Examining Narratives of Cultural Diversity in Mental Health Law
Abstract
There is a currently a dearth of critical legal literature available which highlights the lived experiences of ethno-racial people with mental health disabilities who interact with civil mental health laws, and are subsequently subjected to involuntary detention and forced psychiatric medication amongst other severe consequences (Dhir 2008). Indeed, their voices are silenced and their narratives appear to be “invisible” in the justice system and the broader mental health system. To address the theme of justice, visuality, and visibility, in this paper I examine the narratives and lived experiences of the courageous ethno-racial participants of the mental health system who have chosen to have their voices heard. The narratives are drawn from empirical data collected through seven intensive interviews with ethno-racial people with mental health disabilities (in-patients and ex-patients), who experienced discrimination while institutionalized in Ontario’s civil mental health system and interacting with mental health laws.
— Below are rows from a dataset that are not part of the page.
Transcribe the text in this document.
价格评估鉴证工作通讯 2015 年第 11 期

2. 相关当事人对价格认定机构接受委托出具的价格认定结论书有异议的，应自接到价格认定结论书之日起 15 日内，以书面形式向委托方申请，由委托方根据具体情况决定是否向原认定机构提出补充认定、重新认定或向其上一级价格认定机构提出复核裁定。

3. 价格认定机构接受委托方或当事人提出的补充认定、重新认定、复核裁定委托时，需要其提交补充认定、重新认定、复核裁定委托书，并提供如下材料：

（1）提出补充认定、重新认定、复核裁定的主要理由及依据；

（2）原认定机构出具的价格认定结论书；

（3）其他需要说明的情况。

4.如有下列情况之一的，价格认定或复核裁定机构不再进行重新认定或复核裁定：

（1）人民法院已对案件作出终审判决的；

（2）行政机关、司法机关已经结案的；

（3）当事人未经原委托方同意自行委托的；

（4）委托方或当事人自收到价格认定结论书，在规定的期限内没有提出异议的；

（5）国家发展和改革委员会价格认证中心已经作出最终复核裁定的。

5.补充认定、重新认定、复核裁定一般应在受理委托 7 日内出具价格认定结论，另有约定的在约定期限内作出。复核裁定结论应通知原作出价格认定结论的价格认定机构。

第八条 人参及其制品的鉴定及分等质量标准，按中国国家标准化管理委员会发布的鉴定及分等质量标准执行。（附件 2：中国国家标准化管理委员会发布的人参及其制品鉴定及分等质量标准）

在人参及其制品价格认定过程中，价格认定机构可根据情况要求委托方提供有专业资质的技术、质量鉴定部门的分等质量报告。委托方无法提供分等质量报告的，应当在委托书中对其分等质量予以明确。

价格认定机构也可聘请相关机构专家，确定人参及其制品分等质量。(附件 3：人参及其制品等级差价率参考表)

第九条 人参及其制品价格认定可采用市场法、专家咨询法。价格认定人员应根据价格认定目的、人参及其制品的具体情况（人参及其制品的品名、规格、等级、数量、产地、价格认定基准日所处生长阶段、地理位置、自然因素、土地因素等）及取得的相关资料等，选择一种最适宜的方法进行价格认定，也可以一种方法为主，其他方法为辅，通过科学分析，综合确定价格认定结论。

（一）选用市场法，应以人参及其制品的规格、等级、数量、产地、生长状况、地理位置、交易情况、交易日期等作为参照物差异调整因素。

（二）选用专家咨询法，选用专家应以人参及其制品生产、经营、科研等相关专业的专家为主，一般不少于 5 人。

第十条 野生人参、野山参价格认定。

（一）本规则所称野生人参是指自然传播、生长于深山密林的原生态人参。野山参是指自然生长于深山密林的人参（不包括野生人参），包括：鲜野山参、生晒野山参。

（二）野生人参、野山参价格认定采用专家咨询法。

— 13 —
In Part I and II of this paper, the empirical data is presented and examined thematically vis-à-vis their experiences with the mental health tribunal’s (Ontario Consent and Capacity Board) pre-hearing, hearing, and post-hearing processes and the broader mental health system. Within each emerging theme, participants provide recommendations to address the inequities they have experienced within the justice system. In Part III of the paper, I argue that practitioners should adopt tenets of Therapeutic Jurisprudence to ensure that ethno-racial people with mental health disabilities are provided with procedural fairness, substantive equality and therapeutic outcomes when confronted with multiple forms of discrimination in the civil mental health system.